The clinical utility of molecular profiling of tumor tissue to guide treatment of patients with advanced solid tumors is unknown. Our objectives were to evaluate the frequency of genomic alterations, clinical "actionability" of somatic variants, enrollment in mutation-targeted or other clinical trials, and outcome of molecular profiling for advanced solid tumor patients at the Princess Margaret Cancer Centre (PM).

METHODS:

Patients with advanced solid tumors aged ≥18 years, good performance status, and archival tumor tissue available were prospectively consented. DNA from archival formalin-fixed paraffin-embedded tumor tissue was tested using a MALDI-TOF MS hotspot panel or a targeted next generation sequencing (NGS) panel. Somatic variants were classified according to clinical actionability and an annotated report included in the electronic medical record. Oncologists were provided with summary tables of their patients' molecular profiling results and available mutation-specific clinical trials. Enrolment in genotype-matched versus genotype-unmatched clinical trials following release of profiling results and response by RECIST v1.1 criteria were evaluated.

RESULTS:

From March 2012 to July 2014, 1893 patients were enrolled and 1640 tested. After a median follow-up of 18 months, 245 patients (15 %) who were tested were subsequently treated on 277 therapeutic clinical trials, including 84 patients (5 %) on 89 genotype-matched trials.
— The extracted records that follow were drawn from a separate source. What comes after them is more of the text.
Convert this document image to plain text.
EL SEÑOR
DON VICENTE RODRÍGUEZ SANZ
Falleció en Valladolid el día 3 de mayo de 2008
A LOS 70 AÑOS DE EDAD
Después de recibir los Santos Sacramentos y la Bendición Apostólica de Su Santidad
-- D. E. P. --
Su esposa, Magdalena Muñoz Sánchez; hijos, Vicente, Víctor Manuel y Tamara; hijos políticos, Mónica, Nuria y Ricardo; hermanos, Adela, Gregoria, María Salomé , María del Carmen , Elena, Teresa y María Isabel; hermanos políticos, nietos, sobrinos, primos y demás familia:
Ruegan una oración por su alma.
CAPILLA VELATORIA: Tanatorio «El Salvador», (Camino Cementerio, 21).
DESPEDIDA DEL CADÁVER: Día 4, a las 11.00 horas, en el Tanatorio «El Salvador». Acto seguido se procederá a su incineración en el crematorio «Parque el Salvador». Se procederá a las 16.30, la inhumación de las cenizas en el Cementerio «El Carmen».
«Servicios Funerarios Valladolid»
The overall response rate was higher in patients treated on genotype-matched trials (19 %) compared with genotype-unmatched trials (9 %; p < 0.026). In a multi-variable model, trial matching by genotype (p = 0.021) and female gender (p = 0.034) were the only factors associated with increased likelihood of treatment response.

CONCLUSIONS:

Few advanced solid tumor patients enrolled in a prospective institutional molecular profiling trial were treated subsequently on genotype-matched therapeutic trials. In this non-randomized comparison, genotype-enrichment of early phase clinical trials was associated with an increased objective tumor response rate.